Growth hormone (GH) receptor antagonist (Pegvisomant) has been shown to obtain IGF1 normalization in 60-90% of patients with acromegaly and amelioration of glucose metabolism in clinical trials. The aim of the study is to evaluate the effect of GH receptor antagonist in monotherapy versus combined therapy with somatostatin receptor analogues (SSRA) with or without dopamine agonist (DA) therapy on glucose metabolism related to acromegaly control. Patients and Methods 37 patients with GH secreting pituitary adenoma previously operated and not cured, totally or partially resistant to SSRA therapy, treated with pegvisomant as monotherapy or combined with SSRA with or without DA therapy, consecutively evaluated in Neuroendocrinology Clinic from Institute of Endocrinology between January2001-March2019. Baseline and at 6 months, at 1, 2, 3- and 5-years serum IGF1, glucose, HbA1c, and pituitary tumour diameters were recorded. Results IGF1 levels were lowered after 6 months and 1year of treatment and then remained stable at 2,3 and 5 years of treatment with Pegvisomant (from 2.3 +/- 0.2 xULN to 1.94 +/- 0.18 and 1.43 +/- 0.16 xULN at baseline, 6 months and 1 year, respectively, p=0.06 baseline versus 6 months and 0.001 baseline versus 1 year). We obtained control of acromegaly in 20% of patients at 6 months, and in 38% and 54.5 % after 1 and 3 years of treatment. 11 patients had diabetes mellitus (29.72%) and 2 (5.4%) patients had dyskinesia at baseline.
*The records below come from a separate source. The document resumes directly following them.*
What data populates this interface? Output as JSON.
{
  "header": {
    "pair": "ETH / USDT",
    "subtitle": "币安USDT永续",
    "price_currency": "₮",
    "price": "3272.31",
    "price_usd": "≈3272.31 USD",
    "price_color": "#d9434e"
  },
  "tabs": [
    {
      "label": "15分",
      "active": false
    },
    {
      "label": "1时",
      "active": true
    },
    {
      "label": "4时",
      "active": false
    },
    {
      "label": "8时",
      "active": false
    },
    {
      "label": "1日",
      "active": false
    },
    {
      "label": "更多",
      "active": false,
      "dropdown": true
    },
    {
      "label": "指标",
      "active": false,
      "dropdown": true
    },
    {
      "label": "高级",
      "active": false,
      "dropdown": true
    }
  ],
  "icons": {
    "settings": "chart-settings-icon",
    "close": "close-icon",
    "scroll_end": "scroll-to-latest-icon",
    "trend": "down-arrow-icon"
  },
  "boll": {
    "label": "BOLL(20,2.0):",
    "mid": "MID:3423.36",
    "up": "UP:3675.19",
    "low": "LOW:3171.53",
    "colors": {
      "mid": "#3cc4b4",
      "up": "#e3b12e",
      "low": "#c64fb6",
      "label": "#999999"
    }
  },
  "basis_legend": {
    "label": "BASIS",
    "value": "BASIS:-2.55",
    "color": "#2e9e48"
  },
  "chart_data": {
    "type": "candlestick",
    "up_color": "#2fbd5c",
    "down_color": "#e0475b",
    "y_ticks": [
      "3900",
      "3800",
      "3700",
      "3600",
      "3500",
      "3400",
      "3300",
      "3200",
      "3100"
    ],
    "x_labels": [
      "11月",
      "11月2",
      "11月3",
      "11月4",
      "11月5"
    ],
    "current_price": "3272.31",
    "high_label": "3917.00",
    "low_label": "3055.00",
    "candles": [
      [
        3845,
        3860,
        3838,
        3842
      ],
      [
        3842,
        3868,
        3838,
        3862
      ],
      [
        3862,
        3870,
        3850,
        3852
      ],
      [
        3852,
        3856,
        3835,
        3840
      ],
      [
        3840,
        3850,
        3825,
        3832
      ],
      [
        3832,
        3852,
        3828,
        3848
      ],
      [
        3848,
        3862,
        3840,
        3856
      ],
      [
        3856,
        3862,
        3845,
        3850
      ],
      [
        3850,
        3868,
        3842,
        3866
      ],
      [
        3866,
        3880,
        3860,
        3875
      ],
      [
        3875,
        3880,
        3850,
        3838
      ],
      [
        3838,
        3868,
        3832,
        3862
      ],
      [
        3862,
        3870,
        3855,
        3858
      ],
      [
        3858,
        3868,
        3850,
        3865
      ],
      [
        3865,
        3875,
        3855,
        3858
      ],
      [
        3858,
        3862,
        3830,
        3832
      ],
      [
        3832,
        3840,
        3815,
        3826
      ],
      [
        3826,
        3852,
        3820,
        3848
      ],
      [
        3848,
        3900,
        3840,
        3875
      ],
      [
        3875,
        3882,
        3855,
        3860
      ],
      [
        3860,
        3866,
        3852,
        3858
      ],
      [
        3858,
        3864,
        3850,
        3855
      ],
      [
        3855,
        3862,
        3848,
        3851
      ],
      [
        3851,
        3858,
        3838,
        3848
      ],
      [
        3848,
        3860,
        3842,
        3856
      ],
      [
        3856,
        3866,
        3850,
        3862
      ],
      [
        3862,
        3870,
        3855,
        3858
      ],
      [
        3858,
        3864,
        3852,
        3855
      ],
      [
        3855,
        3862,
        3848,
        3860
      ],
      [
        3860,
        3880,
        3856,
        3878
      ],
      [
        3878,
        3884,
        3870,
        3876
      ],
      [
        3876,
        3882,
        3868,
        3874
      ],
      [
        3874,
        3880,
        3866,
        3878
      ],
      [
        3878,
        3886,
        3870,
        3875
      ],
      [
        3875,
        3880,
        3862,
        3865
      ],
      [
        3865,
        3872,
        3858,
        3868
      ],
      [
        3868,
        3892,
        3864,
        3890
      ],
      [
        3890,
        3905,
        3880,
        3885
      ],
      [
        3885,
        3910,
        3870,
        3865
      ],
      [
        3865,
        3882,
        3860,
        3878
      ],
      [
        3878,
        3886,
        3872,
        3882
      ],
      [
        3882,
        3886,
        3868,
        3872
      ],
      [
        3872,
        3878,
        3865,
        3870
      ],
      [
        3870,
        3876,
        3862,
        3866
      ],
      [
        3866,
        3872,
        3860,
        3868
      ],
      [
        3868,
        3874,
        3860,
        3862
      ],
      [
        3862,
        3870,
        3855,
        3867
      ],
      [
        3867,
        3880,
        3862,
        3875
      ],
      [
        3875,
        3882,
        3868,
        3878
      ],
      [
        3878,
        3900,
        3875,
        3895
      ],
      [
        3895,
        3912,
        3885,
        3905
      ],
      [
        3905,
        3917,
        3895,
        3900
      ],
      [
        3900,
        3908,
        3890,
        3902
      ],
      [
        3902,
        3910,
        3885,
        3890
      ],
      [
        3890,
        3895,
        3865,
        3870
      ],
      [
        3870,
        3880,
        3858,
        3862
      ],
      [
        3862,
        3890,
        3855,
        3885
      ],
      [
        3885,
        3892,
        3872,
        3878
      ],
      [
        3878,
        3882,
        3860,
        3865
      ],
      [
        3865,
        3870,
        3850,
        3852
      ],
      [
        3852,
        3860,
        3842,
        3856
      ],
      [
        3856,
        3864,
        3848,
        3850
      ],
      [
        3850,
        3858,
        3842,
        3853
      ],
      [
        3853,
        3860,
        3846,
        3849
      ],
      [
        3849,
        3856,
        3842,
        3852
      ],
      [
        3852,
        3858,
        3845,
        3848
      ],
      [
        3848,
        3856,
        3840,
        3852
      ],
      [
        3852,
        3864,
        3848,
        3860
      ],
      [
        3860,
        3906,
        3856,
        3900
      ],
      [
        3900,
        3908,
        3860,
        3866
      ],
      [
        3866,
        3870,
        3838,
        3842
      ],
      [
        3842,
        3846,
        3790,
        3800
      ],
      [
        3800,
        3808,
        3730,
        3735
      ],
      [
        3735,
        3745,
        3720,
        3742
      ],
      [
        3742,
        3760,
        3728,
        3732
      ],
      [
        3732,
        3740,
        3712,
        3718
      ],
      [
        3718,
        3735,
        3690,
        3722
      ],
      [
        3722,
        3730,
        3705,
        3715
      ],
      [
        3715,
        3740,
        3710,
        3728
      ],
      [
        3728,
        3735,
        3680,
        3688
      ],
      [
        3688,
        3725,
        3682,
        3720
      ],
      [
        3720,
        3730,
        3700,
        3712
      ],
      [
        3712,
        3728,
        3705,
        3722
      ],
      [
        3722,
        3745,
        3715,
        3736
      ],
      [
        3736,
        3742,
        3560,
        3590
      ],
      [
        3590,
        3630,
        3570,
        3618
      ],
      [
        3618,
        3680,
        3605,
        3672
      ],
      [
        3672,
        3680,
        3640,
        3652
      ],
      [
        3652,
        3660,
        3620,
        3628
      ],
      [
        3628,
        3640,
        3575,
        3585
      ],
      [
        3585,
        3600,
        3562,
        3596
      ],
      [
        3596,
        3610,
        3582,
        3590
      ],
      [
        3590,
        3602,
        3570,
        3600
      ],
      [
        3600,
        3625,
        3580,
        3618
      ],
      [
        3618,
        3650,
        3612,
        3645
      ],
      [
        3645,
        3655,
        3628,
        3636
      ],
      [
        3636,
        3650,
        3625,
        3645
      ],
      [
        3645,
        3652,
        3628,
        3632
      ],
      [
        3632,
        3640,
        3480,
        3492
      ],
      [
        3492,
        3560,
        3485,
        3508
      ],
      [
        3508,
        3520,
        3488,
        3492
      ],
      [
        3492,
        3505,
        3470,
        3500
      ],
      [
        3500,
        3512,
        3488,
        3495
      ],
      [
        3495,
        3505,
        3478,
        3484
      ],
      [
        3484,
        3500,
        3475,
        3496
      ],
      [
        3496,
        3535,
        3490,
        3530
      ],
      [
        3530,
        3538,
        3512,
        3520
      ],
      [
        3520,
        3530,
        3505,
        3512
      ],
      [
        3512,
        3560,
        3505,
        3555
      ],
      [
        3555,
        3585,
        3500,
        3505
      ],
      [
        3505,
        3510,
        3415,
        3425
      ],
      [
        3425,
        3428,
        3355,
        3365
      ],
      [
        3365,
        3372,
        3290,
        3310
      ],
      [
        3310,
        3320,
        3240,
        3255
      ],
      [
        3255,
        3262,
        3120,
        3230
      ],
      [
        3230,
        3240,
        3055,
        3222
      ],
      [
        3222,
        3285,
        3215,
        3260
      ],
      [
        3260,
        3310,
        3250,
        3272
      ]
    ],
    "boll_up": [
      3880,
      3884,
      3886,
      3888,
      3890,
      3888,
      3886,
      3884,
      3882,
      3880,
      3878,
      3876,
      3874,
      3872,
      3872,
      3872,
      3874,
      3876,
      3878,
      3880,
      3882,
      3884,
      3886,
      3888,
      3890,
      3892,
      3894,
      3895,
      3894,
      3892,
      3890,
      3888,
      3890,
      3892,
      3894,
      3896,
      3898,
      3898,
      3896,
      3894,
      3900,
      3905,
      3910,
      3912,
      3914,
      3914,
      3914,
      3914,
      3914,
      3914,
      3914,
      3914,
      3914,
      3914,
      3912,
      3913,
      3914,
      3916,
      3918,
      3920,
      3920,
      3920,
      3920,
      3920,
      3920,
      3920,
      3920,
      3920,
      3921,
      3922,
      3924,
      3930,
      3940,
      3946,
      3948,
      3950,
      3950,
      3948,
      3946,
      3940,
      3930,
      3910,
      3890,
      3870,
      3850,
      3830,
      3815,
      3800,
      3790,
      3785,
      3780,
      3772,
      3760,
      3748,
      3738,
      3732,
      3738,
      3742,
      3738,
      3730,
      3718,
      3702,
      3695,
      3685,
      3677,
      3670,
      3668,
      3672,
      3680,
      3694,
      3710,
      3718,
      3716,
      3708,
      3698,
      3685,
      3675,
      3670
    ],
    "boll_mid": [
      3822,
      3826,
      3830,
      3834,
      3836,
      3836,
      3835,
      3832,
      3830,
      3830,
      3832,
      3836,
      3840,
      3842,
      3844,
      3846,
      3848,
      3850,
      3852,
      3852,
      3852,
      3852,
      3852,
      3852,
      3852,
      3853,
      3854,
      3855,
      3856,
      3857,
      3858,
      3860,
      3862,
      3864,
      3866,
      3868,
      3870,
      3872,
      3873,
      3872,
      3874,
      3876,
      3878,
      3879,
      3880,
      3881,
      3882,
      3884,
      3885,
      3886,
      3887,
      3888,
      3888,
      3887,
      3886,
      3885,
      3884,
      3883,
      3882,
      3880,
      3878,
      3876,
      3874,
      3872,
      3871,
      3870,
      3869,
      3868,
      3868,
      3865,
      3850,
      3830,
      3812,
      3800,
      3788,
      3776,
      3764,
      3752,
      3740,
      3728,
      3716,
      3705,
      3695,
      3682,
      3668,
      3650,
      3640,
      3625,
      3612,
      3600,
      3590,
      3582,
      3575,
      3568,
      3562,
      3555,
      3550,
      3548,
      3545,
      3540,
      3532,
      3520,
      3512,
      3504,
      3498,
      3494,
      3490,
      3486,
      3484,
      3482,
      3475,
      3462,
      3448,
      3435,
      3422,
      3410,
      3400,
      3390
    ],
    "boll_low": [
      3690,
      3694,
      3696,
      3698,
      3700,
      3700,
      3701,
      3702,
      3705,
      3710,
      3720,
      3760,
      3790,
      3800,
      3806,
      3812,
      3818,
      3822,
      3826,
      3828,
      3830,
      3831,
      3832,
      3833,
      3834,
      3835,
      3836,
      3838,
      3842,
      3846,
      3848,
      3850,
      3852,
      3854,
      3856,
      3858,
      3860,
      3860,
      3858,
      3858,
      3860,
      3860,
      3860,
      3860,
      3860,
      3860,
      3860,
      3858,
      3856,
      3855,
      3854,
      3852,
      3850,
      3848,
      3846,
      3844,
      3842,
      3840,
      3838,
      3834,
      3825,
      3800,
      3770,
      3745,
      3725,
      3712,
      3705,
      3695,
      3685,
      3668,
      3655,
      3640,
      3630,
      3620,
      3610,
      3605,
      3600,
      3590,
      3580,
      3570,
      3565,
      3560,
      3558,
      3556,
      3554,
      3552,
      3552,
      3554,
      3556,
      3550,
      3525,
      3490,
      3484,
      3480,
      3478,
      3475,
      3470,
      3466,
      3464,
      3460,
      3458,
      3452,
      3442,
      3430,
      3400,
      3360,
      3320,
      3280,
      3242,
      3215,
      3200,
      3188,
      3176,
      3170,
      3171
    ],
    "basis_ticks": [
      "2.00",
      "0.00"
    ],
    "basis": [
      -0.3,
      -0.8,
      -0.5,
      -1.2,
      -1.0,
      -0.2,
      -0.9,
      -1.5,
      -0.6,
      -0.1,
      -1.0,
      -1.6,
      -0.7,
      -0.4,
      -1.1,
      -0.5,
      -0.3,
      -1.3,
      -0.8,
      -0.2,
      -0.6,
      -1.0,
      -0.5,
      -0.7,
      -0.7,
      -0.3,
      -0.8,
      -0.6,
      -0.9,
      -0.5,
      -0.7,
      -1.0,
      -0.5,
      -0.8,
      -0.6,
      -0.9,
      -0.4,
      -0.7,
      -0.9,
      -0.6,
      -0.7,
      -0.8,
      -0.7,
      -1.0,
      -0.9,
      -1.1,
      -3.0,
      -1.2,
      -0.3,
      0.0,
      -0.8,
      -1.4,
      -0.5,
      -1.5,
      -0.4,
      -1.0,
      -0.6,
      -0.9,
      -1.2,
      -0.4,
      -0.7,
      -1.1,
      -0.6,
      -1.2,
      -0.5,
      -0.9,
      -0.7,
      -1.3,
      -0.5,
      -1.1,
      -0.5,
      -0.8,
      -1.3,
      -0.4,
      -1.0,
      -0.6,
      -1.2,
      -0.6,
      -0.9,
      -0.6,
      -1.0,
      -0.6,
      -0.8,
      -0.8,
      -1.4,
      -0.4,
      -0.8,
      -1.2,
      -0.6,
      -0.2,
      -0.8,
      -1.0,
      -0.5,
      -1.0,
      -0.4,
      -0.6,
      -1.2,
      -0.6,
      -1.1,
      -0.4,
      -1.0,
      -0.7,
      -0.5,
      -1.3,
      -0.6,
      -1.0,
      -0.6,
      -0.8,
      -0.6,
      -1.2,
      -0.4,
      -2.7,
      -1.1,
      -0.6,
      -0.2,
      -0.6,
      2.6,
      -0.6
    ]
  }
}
After the first 6 months of therapy glucose level significantly decreased only in patients treated with Pegvisomant monotherapy (p=0.02) and not in patients with combined therapy (p=0.4), while glycated haemoglobin did not change significantly. Conclusion In patients with acromegaly resistant to somatostatin receptor analogues monotherapy, GH receptor antagonist therapy is efficient in controlling IGF1 levels. Glucose levels improved after the first 6 months of Pegvisomant monotherapy, but not in patients with combined therapy.